A 2011 Canadian study found skin cancer cells treated with dandelion root extract started dying off within just 48 hours of treatment. Dandelion root has also been shown to be effective against pancreatic cancer and prostate cancer.
Thanks to the liver-healing abilities of dandelion, it also helps with jaundice, a disorder of the liver, where it overproduces bile and messes with the body’s metabolism. Dandelion helps regulate bile production, and also promotes urination, helping to get rid of excess bile (5).
Gall Bladder Disorders
Dandelion leaf is great for stimulating a sluggish gallbladder (the organ that stores and excretes bile as the body needs it). Gallstones can even be flushed out by using a combination of dandelion and milk thistle.

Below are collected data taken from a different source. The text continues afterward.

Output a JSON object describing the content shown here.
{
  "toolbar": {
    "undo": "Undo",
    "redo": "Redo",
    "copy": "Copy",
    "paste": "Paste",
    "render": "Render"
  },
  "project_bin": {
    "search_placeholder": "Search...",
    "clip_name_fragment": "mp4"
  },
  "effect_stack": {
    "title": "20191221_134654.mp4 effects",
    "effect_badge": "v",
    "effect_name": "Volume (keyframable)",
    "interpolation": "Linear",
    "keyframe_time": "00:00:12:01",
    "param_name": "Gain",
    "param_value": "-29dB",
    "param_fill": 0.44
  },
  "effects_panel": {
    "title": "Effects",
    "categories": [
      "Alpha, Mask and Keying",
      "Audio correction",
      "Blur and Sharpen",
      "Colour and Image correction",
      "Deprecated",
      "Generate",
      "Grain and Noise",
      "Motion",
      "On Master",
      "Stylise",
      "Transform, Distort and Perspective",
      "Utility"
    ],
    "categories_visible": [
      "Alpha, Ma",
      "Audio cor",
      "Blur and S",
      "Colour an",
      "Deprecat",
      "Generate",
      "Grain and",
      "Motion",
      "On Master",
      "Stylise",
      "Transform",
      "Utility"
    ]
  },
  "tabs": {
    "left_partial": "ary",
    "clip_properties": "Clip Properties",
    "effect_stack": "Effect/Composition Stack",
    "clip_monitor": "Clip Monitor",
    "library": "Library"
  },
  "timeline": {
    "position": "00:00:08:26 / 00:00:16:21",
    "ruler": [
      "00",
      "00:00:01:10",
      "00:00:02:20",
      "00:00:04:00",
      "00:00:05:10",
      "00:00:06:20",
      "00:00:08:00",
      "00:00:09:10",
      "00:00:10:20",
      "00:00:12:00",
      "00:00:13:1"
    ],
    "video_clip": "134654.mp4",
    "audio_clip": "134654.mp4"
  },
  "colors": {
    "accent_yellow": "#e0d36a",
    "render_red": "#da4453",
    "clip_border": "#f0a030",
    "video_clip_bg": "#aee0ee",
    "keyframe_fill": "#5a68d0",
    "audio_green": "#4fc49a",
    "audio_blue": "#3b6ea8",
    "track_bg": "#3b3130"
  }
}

Dandelion contains mucilage and inulin (6), which soothe the digestive tract and make food processing easier. It is also a great source of dietary fibre, which is crucial for proper intestinal health and improving gut flora. If you suffer from constipation or diarrhea, eat some dandelion greens!
The high levels of iron, B-vitamins and protein in dandelion make it a perfect food to eat if you suffer from anemia or other blood-related disorders. Dandelion is also a natural diuretic, so it helps lower blood pressure by getting rid of excess salt in the body. The fibre in dandelion is also helpful in reducing cholesterol, which we all know is an integral part of maintaining a healthy circulatory system.
How to Use Dandelion
Dandelion can be utilized in all its forms. Whether you want to use the flower and leafy greens in your salad, or steep a body-warming tea with the root, you can receive so many benefits from the plant!
Here are some options for including dandelion in your day-to-day life:
– Harvest dandelion, clean the roots, dry them in a dehydrator and then make a tea out of them. Alternatively, you can steep dandelion root tea from a bag, but this is much more expensive.
– Harvest dandelion greens and stick them in a juicer for a major liver-cleansing “juice shot”.
– Add some dandelion flowers to your salad or to garnish another meal.
– Make a dandelion green salad mixed with other tender leafy greens to offset the bitters with more bland flavours and textures.